Zynga to Pay $23M to Allegedly Defrauded Shareholders in Settlement
Posted on: August 11, 2015, 11:43h.
Last updated on: August 11, 2015, 12:07h.
Zynga will make a settlement for $23 million with a group of shareholders who have alleged they were deliberately defrauded by the social gaming giant.
A lawsuit brought against Zynga claimed that the company deliberately hid a drop in user activity from shareholders prior to its IPO back in late 2011 and that it willfully inflated its revenue forecasts.
It was also accused of concealing the fact that it knew that forthcoming changes to the Facebook platform would likely have a detrimental effect on demand for its games, although Zynga has argued persistently that it was not permitted to share Facebook’s future plans with the public.

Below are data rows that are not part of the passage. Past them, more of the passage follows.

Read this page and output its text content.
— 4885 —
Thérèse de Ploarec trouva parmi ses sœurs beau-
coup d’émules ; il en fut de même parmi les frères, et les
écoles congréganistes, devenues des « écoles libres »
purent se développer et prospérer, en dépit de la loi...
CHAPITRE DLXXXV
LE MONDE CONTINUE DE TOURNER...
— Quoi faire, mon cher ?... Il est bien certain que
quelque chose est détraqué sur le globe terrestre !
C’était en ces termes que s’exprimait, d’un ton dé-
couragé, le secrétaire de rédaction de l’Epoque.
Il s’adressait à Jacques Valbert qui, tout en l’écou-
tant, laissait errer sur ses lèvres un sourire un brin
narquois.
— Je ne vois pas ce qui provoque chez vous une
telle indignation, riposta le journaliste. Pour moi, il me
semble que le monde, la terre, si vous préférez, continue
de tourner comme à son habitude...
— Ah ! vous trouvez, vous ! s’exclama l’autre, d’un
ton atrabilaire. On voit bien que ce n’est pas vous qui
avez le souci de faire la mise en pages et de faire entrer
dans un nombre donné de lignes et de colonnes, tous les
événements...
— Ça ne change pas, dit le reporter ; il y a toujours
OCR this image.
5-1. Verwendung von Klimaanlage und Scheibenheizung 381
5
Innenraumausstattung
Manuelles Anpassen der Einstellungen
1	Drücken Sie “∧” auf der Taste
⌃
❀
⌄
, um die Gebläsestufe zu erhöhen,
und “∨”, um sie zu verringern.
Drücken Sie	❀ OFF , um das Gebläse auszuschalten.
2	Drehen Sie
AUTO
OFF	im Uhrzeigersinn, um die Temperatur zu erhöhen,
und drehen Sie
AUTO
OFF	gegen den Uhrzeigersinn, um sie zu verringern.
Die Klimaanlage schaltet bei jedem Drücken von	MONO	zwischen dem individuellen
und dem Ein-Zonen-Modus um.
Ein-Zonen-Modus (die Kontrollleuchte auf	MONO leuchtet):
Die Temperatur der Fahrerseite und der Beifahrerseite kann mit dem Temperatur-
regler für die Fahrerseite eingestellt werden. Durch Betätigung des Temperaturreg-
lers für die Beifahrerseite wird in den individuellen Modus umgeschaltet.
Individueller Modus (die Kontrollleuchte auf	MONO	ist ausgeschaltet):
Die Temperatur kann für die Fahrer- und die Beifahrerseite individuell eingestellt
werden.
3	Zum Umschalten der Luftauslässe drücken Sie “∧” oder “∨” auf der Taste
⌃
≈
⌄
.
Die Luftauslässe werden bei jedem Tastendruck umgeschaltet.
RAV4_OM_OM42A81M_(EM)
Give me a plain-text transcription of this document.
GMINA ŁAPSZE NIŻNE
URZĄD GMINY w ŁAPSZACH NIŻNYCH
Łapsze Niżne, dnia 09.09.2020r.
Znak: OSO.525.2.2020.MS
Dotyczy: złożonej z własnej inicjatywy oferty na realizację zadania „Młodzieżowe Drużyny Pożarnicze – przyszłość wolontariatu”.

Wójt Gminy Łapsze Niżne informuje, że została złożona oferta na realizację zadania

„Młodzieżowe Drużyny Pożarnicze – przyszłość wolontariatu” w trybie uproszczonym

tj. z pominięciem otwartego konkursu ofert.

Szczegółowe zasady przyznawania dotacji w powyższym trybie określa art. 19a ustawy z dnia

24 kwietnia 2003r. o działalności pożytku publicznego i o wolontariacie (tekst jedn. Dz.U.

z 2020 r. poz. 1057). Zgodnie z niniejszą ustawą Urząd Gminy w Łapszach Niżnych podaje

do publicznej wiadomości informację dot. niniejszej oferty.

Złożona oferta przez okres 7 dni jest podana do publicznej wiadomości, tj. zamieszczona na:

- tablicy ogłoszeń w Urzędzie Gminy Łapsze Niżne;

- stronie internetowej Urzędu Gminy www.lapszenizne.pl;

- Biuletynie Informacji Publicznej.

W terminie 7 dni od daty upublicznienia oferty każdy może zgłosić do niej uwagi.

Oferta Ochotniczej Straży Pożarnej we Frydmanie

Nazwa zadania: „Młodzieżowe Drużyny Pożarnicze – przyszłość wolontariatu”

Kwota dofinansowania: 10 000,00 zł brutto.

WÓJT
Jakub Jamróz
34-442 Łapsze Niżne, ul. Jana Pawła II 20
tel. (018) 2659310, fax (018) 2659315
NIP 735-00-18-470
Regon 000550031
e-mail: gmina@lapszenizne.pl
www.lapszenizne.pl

A change in Facebook’s policy that was eventually implemented in 2012 meant that Zynga games were no longer able to share automatic progress updates (those annoying updates that told you how a fellow Facebooker was doing level-wise in a specific game), meaning that fewer Facebook users would receive exposure to the games.
Shares Plummet
The lawsuit was initially dismissed by a US District Court in 2014, but an amended complaint was upheld by the same court in March this year. In allowing the case to proceed, Judge Jeffrey White noted that Zynga “obsessively tracked bookings and game-operating metrics on an ongoing, real-time basis with regular updates on the activity and purchases by every user of every Zynga game,” adding that new witnesses corroborated the plaintiffs’ allegations that the Zynga management knew revenues were likely to fall.
The judge accused the company of “business puffery” for referring to its game pipeline as “strong,” “robust” and “very healthy” in the lead up to the IPO.
Zynga’s share prices plummeted from $15.91 to less than $3 between their March 2012 peak and the following July, after the company did eventually publish figures that were below expectation.
Second Lawsuit Ongoing
Zynga is facing a second lawsuit, brought by shareholder and former employee Wendy Lee, which specifically names Zynga CEO Mark Pincus and other directors, alleging they sold their shares when the stock price was near its highest, fully aware that it was likely to be downhill from there. Pincus is alleged to have made $192 million from the transaction.
The company said this week that in the case of Zynga v Lee it had “meritorious defenses,” and as such would defend itself vigorously.